By Afrosapiens, 3650 words.

This article is a point by point refutation of Pumpkin Person’s extremely inaccurate and unscientific depiction of Black Africa’s history based on astrophysicist Michael Hart’s book Understanding Human History. While it might sound like a waste of time to give any attention to the writings of a clueless blogger, I found it was the perfect occasion to share the main specialist views on civilizational development and Sub-Saharan African history that many are still unaware of.

Although a couple of our commenters have been citing a lot of the accomplishments of black Africa, Dr. Michael H. Hart paints a very different picture in his book Understanding Human History.

To begin with, we have to question the value of Michael Hart’s account of human history when we know that this man is only an astrophysicist with no specialist background in history or archeology of any region of the world. Aside from Hart’s blatant incompetence in these areas of study, I can’t fail to mention his close links with the white nationalist movement and his well known association with American Renaissance. Knowing this, it is hard to believe that an incompetent writer with known ideological leanings would have produced an objective description of human history.

Hart’s book was published in 2007 so some of his claims may no longer be accepted as the archeological record has since become more complete and politically correct.

Pumpkin Person needs to elaborate on how the archaeological record could be “politically correct” or incorrect. Archeology is factual, not political. Either way, Michael Hart’s claims were wrong in 2007 and are just as wrong as of 2017 as his account of African history is in contradiction with the earliest reports by explorers of the continent.

For starters, Hart claims that farming was not practiced in Africa until it was brought to Egypt by Southwest Asians in 6000 BC and from there it spread to Ethiopia, Sudan and then West Africa by 3000 BC.  Central and Southern Africa however, were still living in the paleolithic until 1000 BC, according to Hart.
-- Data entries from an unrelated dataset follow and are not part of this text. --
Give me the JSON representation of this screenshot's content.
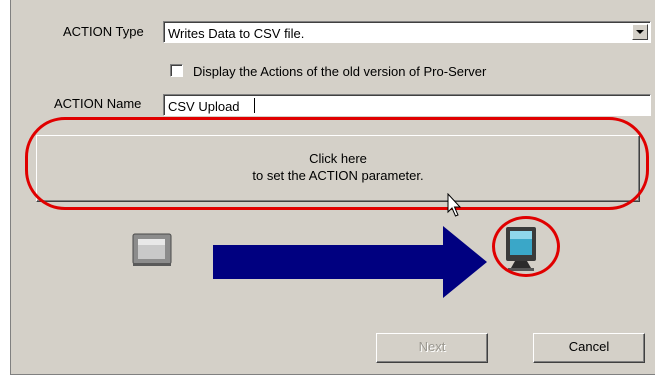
{
  "action_type": {
    "label": "ACTION Type",
    "selected_value": "Writes Data to CSV file."
  },
  "old_version_checkbox": {
    "label": "Display the Actions of the old version of Pro-Server",
    "checked": false
  },
  "action_name": {
    "label": "ACTION Name",
    "value": "CSV Upload"
  },
  "set_parameter_button": {
    "line1": "Click here",
    "line2": "to set the ACTION parameter."
  },
  "flow": {
    "source_icon": "display-panel-icon",
    "arrow_icon": "right-arrow-icon",
    "target_icon": "pc-monitor-icon",
    "arrow_color": "#000080",
    "highlight_color": "#e00000"
  },
  "buttons": {
    "next_label": "Next",
    "next_enabled": false,
    "cancel_label": "Cancel"
  }
}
This claim is obviously wrong and unsupported by genetic or botanical evidence. Pumpkin Person, doesn’t understand that societies do not invent “farming”, instead populations domesticate specific plants. The first plants were domesticated in West Africa around 5000BCE, these crops (sorghum, African rice, pearl millet, yam, fonio) are direct descendants of their local wild ancestors and were not grown in the Middle East and North Africa. This fact makes an introduction from those regions impossible, especially since transaharan communication was impossible before the domestication of the camel in the horn of Africa or southern Arabia around 3000 BCE. An other fact that Pumpkin Person seems to ignore is that populations do not transition from hunting and gathering to farming just from being exposed to agricultural populations, foreign crops are instead adopted by sedentary horticulturalist populations that have already domesticated non-grain plants. For this reason, the most common mode of diffusion of farming is not contact with another population but migration of the farmers themselves, which is why agriculture did not reach the southern half of Africa until the farming Bantu populations of West African origin gradually settled the region.

By 600 BC iron smelting occurred in Nigeria. Hart writes “It seems probable that knowledge of iron work had been introduced from the North or brought from the eastern Sudan.”  Introduced or brought in by Caucasoids?

Once again, the external introduction hypothesis is unsupported by any sort of evidence, especially since West Africans started smelting copper in the Sahel by 2000 BCE, which was the first stage of metal working development before iron-metallurgy. Evidence from metal working and crop domestication confirm West Africa’s status as a place of independent transition from the paleolithic to the neolithic.

Hart notes that prior to 1500,  sub-Saharan Africa could be divided into two wildly different sections.  The exposed zone and the secluded zone.  The exposed zone was all the parts that were in contact with Caucasoids, such as West Africa, Ethiopia, Somalia, small remote parts of the Indian Ocean colonized by Arab traders, and parts of the Atlantic coast where Portuguese traders  had set up shop.  The rest of sub-Saharan Africa was the secluded zone.  A terrifying region roughly twice the size of Europe.

Being familiar with African historiography, I was very surprised to learn about this pretended division between a “secluded” and an “exposed” zone marking the history of the continent before 1500. Such a division never appears in the literature and searching for it on the Internet only led me to Pumpkin Person’s article, which implies that this distinction only exists in Pumpkin Person and Michael Hart’s heads. Also, it’d be interesting to find an actual map of the pretended “secluded zone” as well as a scientific translation of its “terrifying” character.

Nevertheless, it is true that African regions that were more exposed to the outside world benefited from the exchange of goods, knowledge and technology more than the more isolated parts of the continent, similarly to the rest of the world. However, places like the pre-islamic Sahel and savanna (Ghana Empire, Nok Civilization, Djenne-Djeno), the Gulf of Guinea (Benin, Yoruba states, Igbo states), the Great Lakes regions (Rwanda, Buganda), the Lower Congo (Kongo Kingdom, Kuba Kingdom) and Zimbabwe developed complex organized societies independently from Eurasian contact before 1500.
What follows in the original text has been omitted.